ÖZEL HABER


Gazete Emek - Resmi olmayan rakamlara göre 11 bin kişinin yaşamını yitirdiği Adıyaman’da enkaz altlarından cenazeler çıkmaya devam ediyor. İki büyük depremin büyük hasar verdiği ve yıkılmayan, zarar görmeyen binaların kalmadığı kent merkezinde bazı binalarda arama kurtarma çalışmaları devam ediyor. 

Kent enkaza dönüştü

Kent merkezinde bin 485 bina yıkılırken, 4 bin 85 binanın ağır hasar gördüğü kentte, 6 binden fazla acil yıkılması gereken bina bulunuyor. Depremin ardından büyük zorluklar çeken ve günlerce soğuk havada dışarıda kalan yurttaşlar ise şimdilerde çadırlara yerleştiriliyor. Temel yaşam ihtiyaçlarına ulaşmakta halen zorluk çeken depremzedeler cenazelerini ulaşmak için ise enkaz başlarında beklemeye devam ediyor. 
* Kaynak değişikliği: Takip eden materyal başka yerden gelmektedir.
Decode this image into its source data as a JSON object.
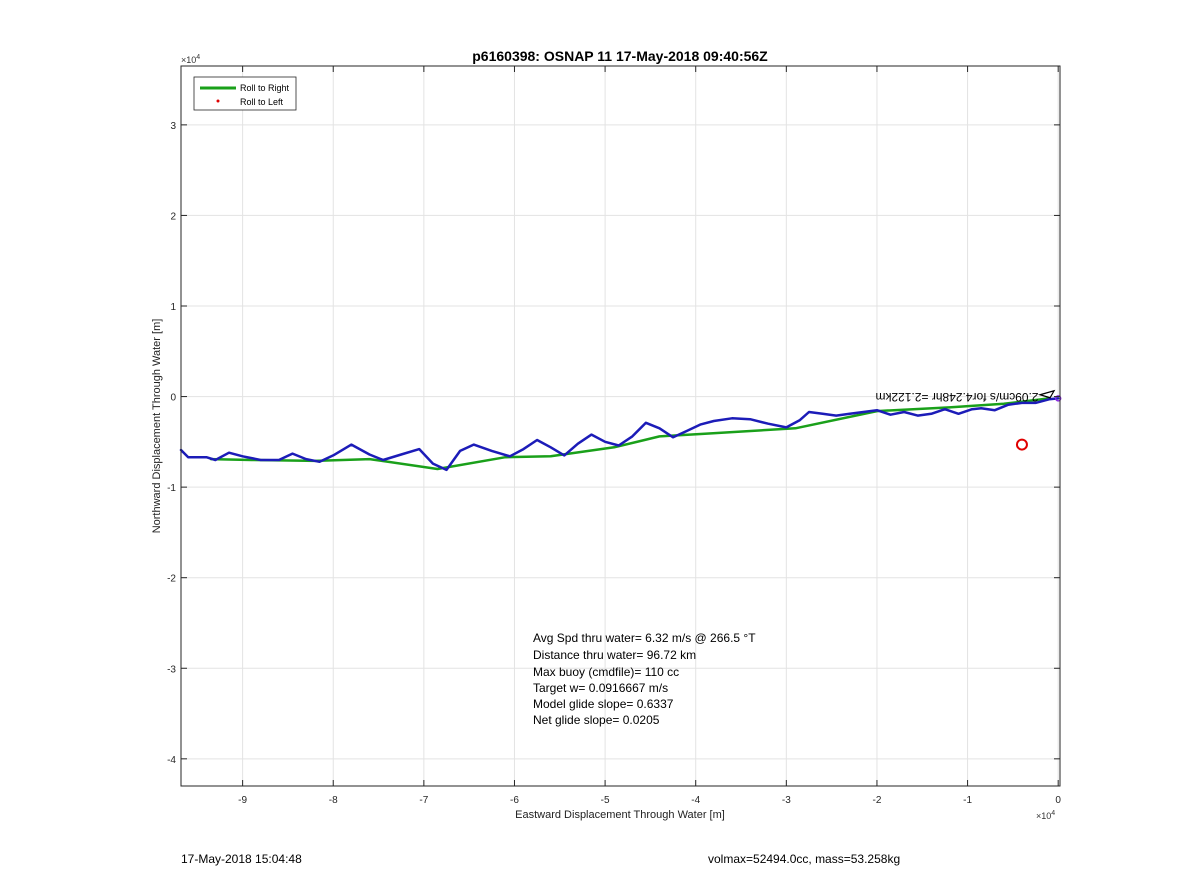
{
  "chart_data": {
    "type": "line",
    "title": "p6160398: OSNAP 11 17-May-2018 09:40:56Z",
    "xlabel": "Eastward Displacement Through Water [m]",
    "ylabel": "Northward Displacement Through Water [m]",
    "x_exponent_label": "×10^4",
    "y_exponent_label": "×10^4",
    "xlim": [
      -9.68,
      0.02
    ],
    "ylim": [
      -4.3,
      3.65
    ],
    "xticks": [
      -9,
      -8,
      -7,
      -6,
      -5,
      -4,
      -3,
      -2,
      -1,
      0
    ],
    "xtick_labels": [
      "-9",
      "-8",
      "-7",
      "-6",
      "-5",
      "-4",
      "-3",
      "-2",
      "-1",
      "0"
    ],
    "yticks": [
      -4,
      -3,
      -2,
      -1,
      0,
      1,
      2,
      3
    ],
    "ytick_labels": [
      "-4",
      "-3",
      "-2",
      "-1",
      "0",
      "1",
      "2",
      "3"
    ],
    "grid": true,
    "legend_position": "top-left",
    "legend": [
      {
        "label": "Roll to Right",
        "color": "#1aa01a",
        "style": "line"
      },
      {
        "label": "Roll to Left",
        "color": "#e00000",
        "style": "dot"
      }
    ],
    "series": [
      {
        "name": "Roll to Right",
        "color": "#1aa01a",
        "x": [
          -9.35,
          -8.9,
          -8.2,
          -7.6,
          -6.85,
          -6.1,
          -5.6,
          -4.9,
          -4.4,
          -3.9,
          -2.9,
          -2.0,
          -1.2,
          -0.6,
          -0.1
        ],
        "y": [
          -0.69,
          -0.7,
          -0.71,
          -0.69,
          -0.8,
          -0.67,
          -0.66,
          -0.56,
          -0.44,
          -0.41,
          -0.35,
          -0.16,
          -0.12,
          -0.08,
          -0.02
        ]
      },
      {
        "color": "#1c1cb8",
        "x": [
          -9.68,
          -9.6,
          -9.4,
          -9.3,
          -9.15,
          -9.0,
          -8.8,
          -8.6,
          -8.45,
          -8.3,
          -8.15,
          -8.0,
          -7.8,
          -7.6,
          -7.45,
          -7.25,
          -7.05,
          -6.9,
          -6.75,
          -6.6,
          -6.45,
          -6.25,
          -6.05,
          -5.9,
          -5.75,
          -5.6,
          -5.45,
          -5.3,
          -5.15,
          -5.0,
          -4.85,
          -4.7,
          -4.55,
          -4.4,
          -4.25,
          -4.1,
          -3.95,
          -3.8,
          -3.6,
          -3.4,
          -3.2,
          -3.0,
          -2.85,
          -2.75,
          -2.6,
          -2.45,
          -2.3,
          -2.15,
          -2.0,
          -1.85,
          -1.7,
          -1.55,
          -1.4,
          -1.25,
          -1.1,
          -0.95,
          -0.85,
          -0.7,
          -0.55,
          -0.4,
          -0.25,
          -0.1,
          0.0
        ],
        "y": [
          -0.59,
          -0.67,
          -0.67,
          -0.7,
          -0.62,
          -0.66,
          -0.7,
          -0.7,
          -0.63,
          -0.69,
          -0.72,
          -0.65,
          -0.53,
          -0.64,
          -0.7,
          -0.64,
          -0.58,
          -0.74,
          -0.81,
          -0.6,
          -0.53,
          -0.6,
          -0.66,
          -0.58,
          -0.48,
          -0.56,
          -0.65,
          -0.52,
          -0.42,
          -0.5,
          -0.54,
          -0.44,
          -0.29,
          -0.35,
          -0.45,
          -0.38,
          -0.31,
          -0.27,
          -0.24,
          -0.25,
          -0.3,
          -0.34,
          -0.26,
          -0.17,
          -0.19,
          -0.21,
          -0.19,
          -0.17,
          -0.15,
          -0.2,
          -0.17,
          -0.21,
          -0.19,
          -0.14,
          -0.19,
          -0.14,
          -0.13,
          -0.15,
          -0.09,
          -0.07,
          -0.07,
          -0.03,
          -0.02
        ]
      }
    ],
    "marker_circle": {
      "x": -0.4,
      "y": -0.53,
      "color": "#e00000"
    },
    "endpoint_marker": {
      "x": 0.0,
      "y": -0.02,
      "color": "#8a2be2"
    },
    "flipped_label": "2.09cm/s for4.248hr =2.122km",
    "annotation_lines": [
      "Avg Spd thru water=  6.32 m/s @ 266.5 °T",
      "Distance thru water= 96.72 km",
      "Max buoy (cmdfile)= 110 cc",
      "Target w= 0.0916667 m/s",
      "Model glide slope= 0.6337",
      "Net glide slope= 0.0205"
    ]
  },
  "footer": {
    "left": "17-May-2018 15:04:48",
    "right": "volmax=52494.0cc, mass=53.258kg"
  }
}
“48 saat boyunca kimse yardımımıza gelmedi”

Mezarların dolduğu ve toplu definlerin yaşandığı kent ‘kimsesizlik’ kokarken, ilk üç gün kendilerine bir yardımın gelmediğini belirten yurttaşlar tepkili. Ailesinden çok sayıda insanı kaybeden ve iki tane yeğeninin cansız bedenlerini kendi elleri ile çıkardığını söyleyen Tahir Polat, “Biri arabaya ‘Artık çok geç’ yazmış. O söz üzerine ne denilir. Orada her şey orada o yazıyı okuduğun zaman her şeyi anlarsın. İki tane gencecik yeğenimi kaybettim. 48 saat boyunca hiçbir yardım gelmedi. Kendi çabalarımızla kazma balyozla kürekle enkazlara girdik. Bir yeğenimi ilk gün diğerini de üçüncü gün kendi çabalarımızla çıkardık. Hiçbir iş makinesi hiçbir şey yoktu. Kazma kürekle hepsini çıkardık. sözlerini kullandı. 
 

“Ses çıkaranlar günler sonra yaşamını yitirdi”
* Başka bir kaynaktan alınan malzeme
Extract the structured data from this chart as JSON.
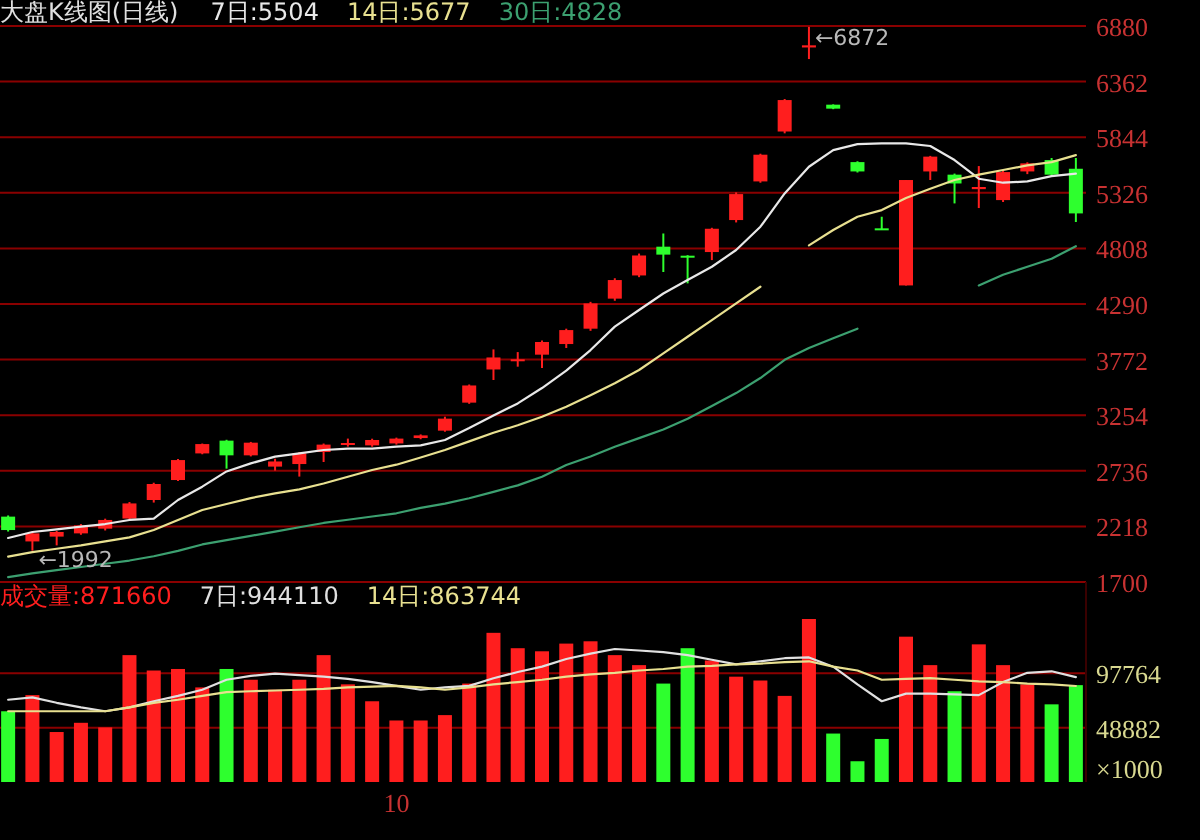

İnsanların enkaz altlarından seslerinin geldiğini ancak yardımın gelmemesi nedeniyle insanların yaşamların yitirdiği bilgisini paylaşan Tahir Polat şunları dile getirdi: “Kendi yaptığımıza mı inanalım onların söylediklerine mi inanalım. Alttan sesler geliyor 6 katlı bina çökmüş insanlar yardım istiyor ama kurtaracak kimse yok. Akrabalarımızın derdine düşmüştük canımız gidiyordu ama onlara yardım edecek kimse yoktu. İnsanların yardımına gelen birileri olsaydı onlarda kurtulurdu ama kimseleri yoktu. Adamın biri aynı apartmana gelip ses geliyor yardım etmeye çalıştı ama kepçe bir şey olmadığı için kurtaramadı. Bu insanların hepsi ölüme terk edildi. O gün de çok şiddetli bir yağmur yağıyordu. Biz gençlerimizle bazı insanları çıkardık ama kimseleri olmayan insanları ölüme terk edildi. Kimse kalmadı herkes ölüme terk edildi. Ne diyebilirim hiç bilmiyorum konuşamıyorum.”